A Prefeitura de Manaus, por meio da Secretaria Municipal de Educação (Semed), realiza nesta sexta-feira, 11/9, a primeira etapa da 12ª Socialização de Práticas Formativas (SPF), promovida pela Divisão de Desenvolvimento Profissional do Magistério (DDPM). O encontro, destinado a profissionais da zona rural ribeirinha, reúne educadores para a troca de conhecimentos e apresentação de trabalhos desenvolvidos nas escolas da rede municipal.
Programação e etapas
A programação foi organizada em duas etapas. Conforme a Semed, a primeira etapa, realizada em 11/9, é voltada aos profissionais da zona rural ribeirinha. A segunda etapa será destinada à área urbana e aos profissionais da zona rural rodoviária, marcada para os dias 23, 24 e 25/11.
O evento inclui comunicações orais, oficinas, conferências, apresentações culturais e relatos de experiências, criando um espaço para troca e reflexão entre os educadores.
Declarações da gestão
Segundo o secretário municipal de Educação, professor Arone Bentes, a iniciativa busca aproximar a Semed dos professores e valorizar experiências desenvolvidas pelos profissionais da rede. “Quem está aqui hoje participa da primeira etapa, com profissionais da zona rural ribeirinha, que estão apresentando seus trabalhos.

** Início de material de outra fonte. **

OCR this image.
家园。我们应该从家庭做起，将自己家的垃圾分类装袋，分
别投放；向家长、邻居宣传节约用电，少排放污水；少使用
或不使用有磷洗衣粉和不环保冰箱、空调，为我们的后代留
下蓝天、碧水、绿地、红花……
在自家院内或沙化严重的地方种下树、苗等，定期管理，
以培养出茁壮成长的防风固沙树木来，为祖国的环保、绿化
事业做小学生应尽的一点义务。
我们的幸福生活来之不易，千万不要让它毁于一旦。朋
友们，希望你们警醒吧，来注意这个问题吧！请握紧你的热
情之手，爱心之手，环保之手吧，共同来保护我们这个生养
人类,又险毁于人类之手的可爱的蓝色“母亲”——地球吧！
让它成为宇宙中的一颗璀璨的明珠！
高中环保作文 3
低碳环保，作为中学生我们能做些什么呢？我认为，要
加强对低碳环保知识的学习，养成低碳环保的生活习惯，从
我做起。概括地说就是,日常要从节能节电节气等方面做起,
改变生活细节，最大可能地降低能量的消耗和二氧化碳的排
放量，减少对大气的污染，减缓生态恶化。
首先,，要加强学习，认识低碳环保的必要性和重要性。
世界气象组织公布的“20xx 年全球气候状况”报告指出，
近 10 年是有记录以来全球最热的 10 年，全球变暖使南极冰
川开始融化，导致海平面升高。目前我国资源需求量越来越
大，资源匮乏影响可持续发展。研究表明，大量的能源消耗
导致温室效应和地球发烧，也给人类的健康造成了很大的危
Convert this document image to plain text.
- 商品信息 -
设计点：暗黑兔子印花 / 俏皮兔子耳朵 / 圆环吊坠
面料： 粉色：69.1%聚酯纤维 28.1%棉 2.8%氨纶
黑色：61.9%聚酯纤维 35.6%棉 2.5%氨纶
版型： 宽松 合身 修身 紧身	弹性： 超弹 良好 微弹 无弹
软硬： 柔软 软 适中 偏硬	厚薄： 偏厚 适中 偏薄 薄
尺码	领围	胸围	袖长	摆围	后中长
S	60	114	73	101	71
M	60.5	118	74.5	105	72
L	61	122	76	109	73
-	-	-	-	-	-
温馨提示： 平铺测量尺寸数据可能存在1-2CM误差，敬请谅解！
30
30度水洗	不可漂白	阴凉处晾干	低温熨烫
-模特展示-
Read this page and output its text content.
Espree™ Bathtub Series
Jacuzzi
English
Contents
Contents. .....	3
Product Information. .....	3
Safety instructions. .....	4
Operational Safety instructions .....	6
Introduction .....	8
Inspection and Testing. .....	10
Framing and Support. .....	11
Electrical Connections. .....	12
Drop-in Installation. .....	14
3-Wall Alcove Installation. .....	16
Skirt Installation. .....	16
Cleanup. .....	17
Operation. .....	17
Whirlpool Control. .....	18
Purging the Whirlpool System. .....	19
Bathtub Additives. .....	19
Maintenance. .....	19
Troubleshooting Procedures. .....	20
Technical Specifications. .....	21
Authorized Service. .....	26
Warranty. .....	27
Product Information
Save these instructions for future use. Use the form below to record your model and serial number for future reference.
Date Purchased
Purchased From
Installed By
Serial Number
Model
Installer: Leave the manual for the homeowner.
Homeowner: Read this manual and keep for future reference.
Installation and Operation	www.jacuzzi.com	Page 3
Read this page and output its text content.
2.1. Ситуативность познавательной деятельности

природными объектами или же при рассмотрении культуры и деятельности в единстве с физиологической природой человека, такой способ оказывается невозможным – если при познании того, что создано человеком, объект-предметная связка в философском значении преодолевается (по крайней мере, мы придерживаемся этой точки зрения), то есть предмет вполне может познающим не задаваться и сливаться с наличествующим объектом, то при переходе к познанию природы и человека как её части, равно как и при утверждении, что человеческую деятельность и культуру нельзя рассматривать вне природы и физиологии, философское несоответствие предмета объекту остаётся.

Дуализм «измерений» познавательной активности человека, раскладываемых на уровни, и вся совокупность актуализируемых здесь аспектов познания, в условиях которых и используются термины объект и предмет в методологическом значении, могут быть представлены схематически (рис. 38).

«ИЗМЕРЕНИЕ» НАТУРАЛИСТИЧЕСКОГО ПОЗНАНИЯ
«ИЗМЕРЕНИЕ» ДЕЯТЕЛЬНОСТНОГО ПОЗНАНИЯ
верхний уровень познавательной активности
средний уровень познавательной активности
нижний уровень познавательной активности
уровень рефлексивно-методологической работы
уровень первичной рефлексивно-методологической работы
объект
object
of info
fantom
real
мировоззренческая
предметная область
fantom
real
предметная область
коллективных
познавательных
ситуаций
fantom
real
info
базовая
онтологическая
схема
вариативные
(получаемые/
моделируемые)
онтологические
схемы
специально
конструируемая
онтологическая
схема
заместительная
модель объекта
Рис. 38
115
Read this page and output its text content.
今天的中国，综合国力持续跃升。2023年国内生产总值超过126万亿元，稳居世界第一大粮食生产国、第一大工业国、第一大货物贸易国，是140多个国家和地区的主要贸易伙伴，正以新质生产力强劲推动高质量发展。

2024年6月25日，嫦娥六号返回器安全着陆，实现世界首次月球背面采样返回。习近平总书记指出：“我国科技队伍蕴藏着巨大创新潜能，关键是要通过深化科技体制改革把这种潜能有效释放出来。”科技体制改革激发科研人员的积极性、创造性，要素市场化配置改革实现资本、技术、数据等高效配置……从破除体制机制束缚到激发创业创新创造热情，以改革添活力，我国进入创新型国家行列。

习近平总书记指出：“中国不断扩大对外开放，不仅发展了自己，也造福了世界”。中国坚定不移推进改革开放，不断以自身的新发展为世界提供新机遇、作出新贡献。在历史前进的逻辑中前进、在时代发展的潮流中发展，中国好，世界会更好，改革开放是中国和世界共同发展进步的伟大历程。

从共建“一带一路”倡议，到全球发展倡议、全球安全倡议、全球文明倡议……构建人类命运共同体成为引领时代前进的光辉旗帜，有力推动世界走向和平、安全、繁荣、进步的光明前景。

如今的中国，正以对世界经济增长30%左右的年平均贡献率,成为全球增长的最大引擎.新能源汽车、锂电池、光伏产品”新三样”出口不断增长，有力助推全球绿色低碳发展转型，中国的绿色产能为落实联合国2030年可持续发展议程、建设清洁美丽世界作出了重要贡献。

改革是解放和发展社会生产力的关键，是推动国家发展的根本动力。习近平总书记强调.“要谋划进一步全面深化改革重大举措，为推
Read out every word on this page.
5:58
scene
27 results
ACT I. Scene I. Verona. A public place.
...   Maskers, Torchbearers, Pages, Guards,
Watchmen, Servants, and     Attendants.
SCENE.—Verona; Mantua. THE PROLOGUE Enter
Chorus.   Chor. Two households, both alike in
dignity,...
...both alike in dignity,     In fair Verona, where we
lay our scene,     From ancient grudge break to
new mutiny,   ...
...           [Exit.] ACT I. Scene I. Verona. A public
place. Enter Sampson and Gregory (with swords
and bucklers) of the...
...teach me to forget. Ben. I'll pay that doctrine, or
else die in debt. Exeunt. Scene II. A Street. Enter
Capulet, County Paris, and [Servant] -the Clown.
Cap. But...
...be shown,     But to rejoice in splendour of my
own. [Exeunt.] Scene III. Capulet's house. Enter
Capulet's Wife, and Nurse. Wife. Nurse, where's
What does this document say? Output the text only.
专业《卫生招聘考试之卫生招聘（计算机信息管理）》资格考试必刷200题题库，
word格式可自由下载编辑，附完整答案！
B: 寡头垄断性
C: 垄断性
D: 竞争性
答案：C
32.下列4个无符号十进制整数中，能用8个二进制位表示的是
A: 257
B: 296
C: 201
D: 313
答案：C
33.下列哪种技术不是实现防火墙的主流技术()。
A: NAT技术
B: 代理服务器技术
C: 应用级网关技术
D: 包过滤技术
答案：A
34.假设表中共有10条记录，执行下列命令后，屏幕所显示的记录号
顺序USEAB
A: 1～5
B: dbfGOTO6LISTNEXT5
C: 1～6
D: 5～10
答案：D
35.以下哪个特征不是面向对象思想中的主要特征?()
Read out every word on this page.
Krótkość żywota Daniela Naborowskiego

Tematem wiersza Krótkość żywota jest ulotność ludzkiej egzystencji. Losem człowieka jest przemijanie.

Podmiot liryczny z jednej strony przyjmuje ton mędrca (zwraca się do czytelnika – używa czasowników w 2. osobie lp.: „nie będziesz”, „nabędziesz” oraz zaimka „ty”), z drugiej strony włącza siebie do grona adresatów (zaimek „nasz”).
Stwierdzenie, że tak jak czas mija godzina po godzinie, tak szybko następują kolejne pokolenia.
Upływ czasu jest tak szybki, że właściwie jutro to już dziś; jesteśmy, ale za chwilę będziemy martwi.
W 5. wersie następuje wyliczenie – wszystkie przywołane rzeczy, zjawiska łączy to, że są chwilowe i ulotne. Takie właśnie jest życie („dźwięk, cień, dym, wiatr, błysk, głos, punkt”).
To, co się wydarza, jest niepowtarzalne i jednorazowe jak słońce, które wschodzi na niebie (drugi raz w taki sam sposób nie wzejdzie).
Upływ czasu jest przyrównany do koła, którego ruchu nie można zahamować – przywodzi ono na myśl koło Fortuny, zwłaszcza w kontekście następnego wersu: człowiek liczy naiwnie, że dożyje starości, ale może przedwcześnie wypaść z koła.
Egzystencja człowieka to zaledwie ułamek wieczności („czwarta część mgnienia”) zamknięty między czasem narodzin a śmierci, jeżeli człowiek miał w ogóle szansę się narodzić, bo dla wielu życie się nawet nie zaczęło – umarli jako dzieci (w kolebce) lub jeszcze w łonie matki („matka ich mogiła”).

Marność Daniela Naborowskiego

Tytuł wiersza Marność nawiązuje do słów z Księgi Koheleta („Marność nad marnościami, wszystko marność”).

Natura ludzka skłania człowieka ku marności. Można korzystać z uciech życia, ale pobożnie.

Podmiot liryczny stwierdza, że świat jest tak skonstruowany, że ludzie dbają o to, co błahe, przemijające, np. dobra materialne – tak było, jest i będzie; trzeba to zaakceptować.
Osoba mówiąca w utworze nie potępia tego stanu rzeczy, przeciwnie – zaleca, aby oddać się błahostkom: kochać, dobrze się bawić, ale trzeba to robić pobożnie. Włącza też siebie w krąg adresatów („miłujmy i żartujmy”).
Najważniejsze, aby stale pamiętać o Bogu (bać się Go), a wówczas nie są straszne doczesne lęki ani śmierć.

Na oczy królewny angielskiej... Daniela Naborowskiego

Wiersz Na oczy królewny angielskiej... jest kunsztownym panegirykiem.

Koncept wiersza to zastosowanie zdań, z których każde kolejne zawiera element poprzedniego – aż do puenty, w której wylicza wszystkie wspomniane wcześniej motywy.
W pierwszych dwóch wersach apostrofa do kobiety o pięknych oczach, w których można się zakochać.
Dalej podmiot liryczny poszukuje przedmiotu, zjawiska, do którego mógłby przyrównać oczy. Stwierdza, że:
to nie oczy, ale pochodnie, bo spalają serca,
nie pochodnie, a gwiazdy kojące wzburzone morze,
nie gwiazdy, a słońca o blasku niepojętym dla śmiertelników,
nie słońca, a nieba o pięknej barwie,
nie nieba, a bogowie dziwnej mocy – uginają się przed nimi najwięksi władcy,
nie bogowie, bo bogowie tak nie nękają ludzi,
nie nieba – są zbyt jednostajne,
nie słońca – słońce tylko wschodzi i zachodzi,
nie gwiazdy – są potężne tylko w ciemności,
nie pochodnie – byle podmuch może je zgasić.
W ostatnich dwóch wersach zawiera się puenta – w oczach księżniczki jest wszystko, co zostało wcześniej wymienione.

É um momento único, e nós agradecemos o apoio de todos. Estamos fazendo esse trabalho seguindo uma determinação do prefeito Renato Junior, que anseia uma aproximação maior com os profissionais da educação”, afirmou.
A chefe da DDPM, Inez Alcântara, disse que o encontro representa a oportunidade de apresentar à sociedade os resultados de um processo formativo desenvolvido com os professores da rede municipal. De acordo com ela, o título desta edição aborda uma temática atual.
Trabalhos e experiências apresentadas
Entre os trabalhos apresentados está a experiência da professora Elizandra Melo, da escola municipal Canaã I, do rio Amazonas, que desenvolve pesquisa relacionada à inclusão no ambiente escolar. A docente afirmou que pretende dar continuidade ao estudo a partir das vivências construídas com os estudantes e defendeu que as práticas inclusivas precisam integrar o cotidiano das escolas: “Eu quero continuar levando essa pesquisa para frente, porque quero mostrar que a inclusão não é apenas algo colocado no papel. Ela acontece de verdade, e os alunos aprendem de verdade e vivenciam isso na sociedade”, comentou.
A programação busca estimular a produção e o compartilhamento de conhecimentos construídos no cotidiano escolar, segundo a organização.